Credit: New Westminster Museum and Archives IHP8619-002

From the turn of the 20th century until the late 1970s, Queensborough was home to many boatbuilding outfits. Dawes Shipyard, Sather Boatworks and Mercer Shipyards were well-known wooden boat and ship builders.

Les Gunderson built wooden boats at Sather Boatworks for 36 years, until 1995. This was an art as much as a science, and was a craft Les learned from his father, who was also a master boat builder. Building a wooden boat began with a half hull, a scale model of the boat used to get the proportions of the boat just right. Les used hand tools, shaping the wood with an adze and drilling bolts using an auger. He sealed the cracks and crevices between planks by tamping cotton and oakum into them with a caulking (pronounced corking) iron and hammer.

There are no straight lines; each piece is individually made. It wasnt mass production. Every plank, every post, every window was custom made, and there wasnt a square piece on the whole boat... everyday something was different. 
-LES GUNDERSON, master boat builder, Sather Boatworks
            

Helen Hughan was the secretary at Mercer Star Shipyard from 1944 to 1949. Mercer Star Shipyard was a family business, and the Mercers were prominent residents of New West. Mercer Star Shipyard was a large enterprise, at times employing as many as 200 men, and two women. Many of the vessels built there are still in use today. Helen found her job exciting. There was constant activity in the office, working with ships crews, suppliers, and tradesmen. Occasionally, Helen was invited to go along with Gordon Mercer, the ships architect, to take the boats for a test sail along the North Arm of the Fraser.
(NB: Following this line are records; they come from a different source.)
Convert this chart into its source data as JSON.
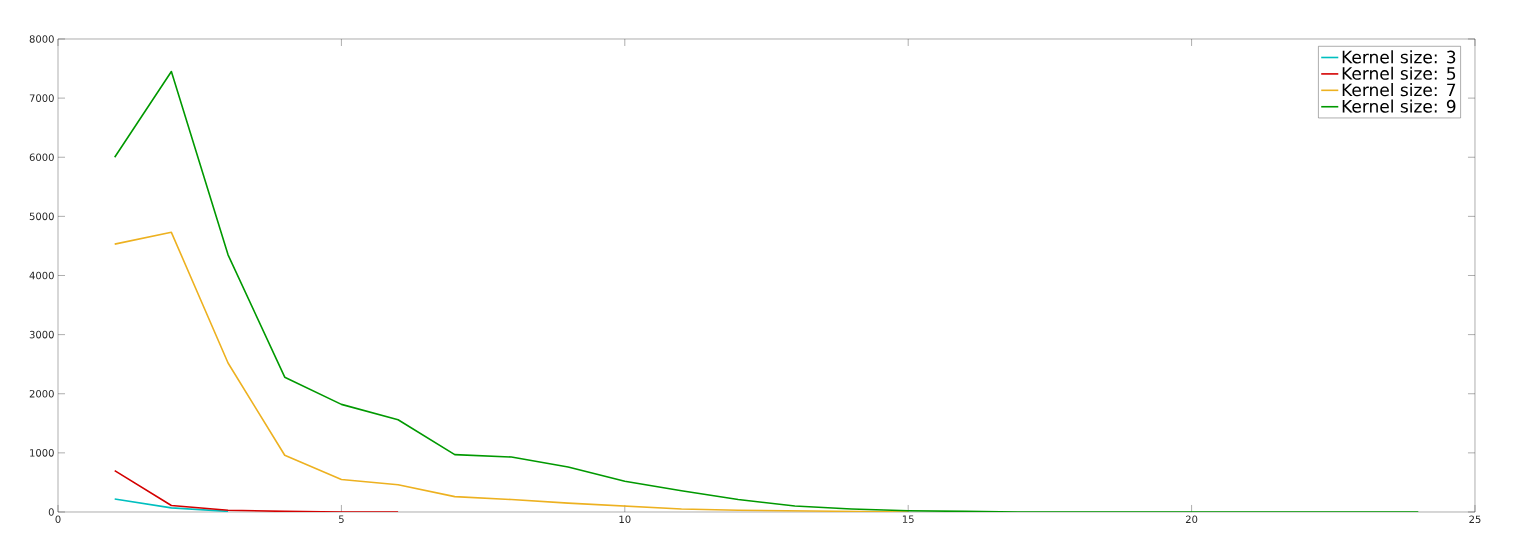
{
  "chart_data": {
    "type": "line",
    "x": [
      1,
      2,
      3,
      4,
      5,
      6,
      7,
      8,
      9,
      10,
      11,
      12,
      13,
      14,
      15,
      16,
      17,
      18,
      19,
      20,
      21,
      22,
      23,
      24
    ],
    "series": [
      {
        "name": "Kernel size: 3",
        "color": "#00bfbf",
        "x": [
          1,
          2,
          3
        ],
        "values": [
          220,
          70,
          10
        ]
      },
      {
        "name": "Kernel size: 5",
        "color": "#d40000",
        "x": [
          1,
          2,
          3,
          4,
          5,
          6
        ],
        "values": [
          700,
          110,
          30,
          10,
          0,
          0
        ]
      },
      {
        "name": "Kernel size: 7",
        "color": "#edb120",
        "x": [
          1,
          2,
          3,
          4,
          5,
          6,
          7,
          8,
          9,
          10,
          11,
          12,
          13,
          14,
          15
        ],
        "values": [
          4530,
          4730,
          2520,
          960,
          550,
          460,
          260,
          210,
          150,
          100,
          50,
          30,
          20,
          10,
          0
        ]
      },
      {
        "name": "Kernel size: 9",
        "color": "#009900",
        "values": [
          6000,
          7450,
          4350,
          2280,
          1820,
          1560,
          970,
          930,
          760,
          520,
          360,
          210,
          100,
          50,
          20,
          10,
          0,
          0,
          0,
          0,
          0,
          0,
          0,
          0
        ]
      }
    ],
    "xlim": [
      0,
      25
    ],
    "xticks": [
      0,
      5,
      10,
      15,
      20,
      25
    ],
    "ylim": [
      0,
      8000
    ],
    "yticks": [
      0,
      1000,
      2000,
      3000,
      4000,
      5000,
      6000,
      7000,
      8000
    ],
    "grid": false,
    "legend": "top right",
    "marker": "none",
    "line_style": "solid"
  }
}
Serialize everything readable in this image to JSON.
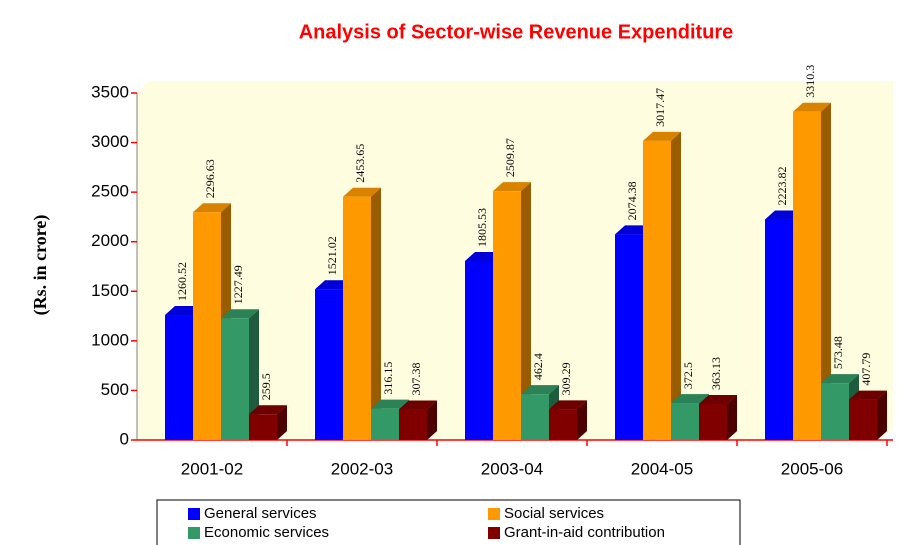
{
  "chart_data": {
    "type": "bar3d",
    "title": "Analysis of Sector-wise Revenue Expenditure",
    "y_label": "(Rs. in crore)",
    "categories": [
      "2001-02",
      "2002-03",
      "2003-04",
      "2004-05",
      "2005-06"
    ],
    "series": [
      {
        "name": "General services",
        "color": "#0000ff",
        "values": [
          1260.52,
          1521.02,
          1805.53,
          2074.38,
          2223.82
        ]
      },
      {
        "name": "Social services",
        "color": "#ff9900",
        "values": [
          2296.63,
          2453.65,
          2509.87,
          3017.47,
          3310.3
        ]
      },
      {
        "name": "Economic services",
        "color": "#339966",
        "values": [
          1227.49,
          316.15,
          462.4,
          372.5,
          573.48
        ]
      },
      {
        "name": "Grant-in-aid contribution",
        "color": "#800000",
        "values": [
          259.5,
          307.38,
          309.29,
          363.13,
          407.79
        ]
      }
    ],
    "ylim": [
      0,
      3500
    ],
    "yticks": [
      0,
      500,
      1000,
      1500,
      2000,
      2500,
      3000,
      3500
    ],
    "legend": "bottom"
  }
}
All these people came to Mercers to do work on the boats. You were always on the phone. And everything they wanted, they wanted it yesterday. Gordon would throw a piece of wood on my desk and say "order that and I want it yesterday!" 
-HELEN HUGHAN, secretary Mercer Star Shipyards

We had many, many launchings. They were wonderful parties and the food they would put on. It was fun, really, really fun... I got to decorate the bottle up to make it look like a champagne bottle because Mercer's wouldn't buy champagne... They would get a giant bottle of 7-Up, decorate it all up. It rankled them to crack a bottle of champagne over the bow of a ship.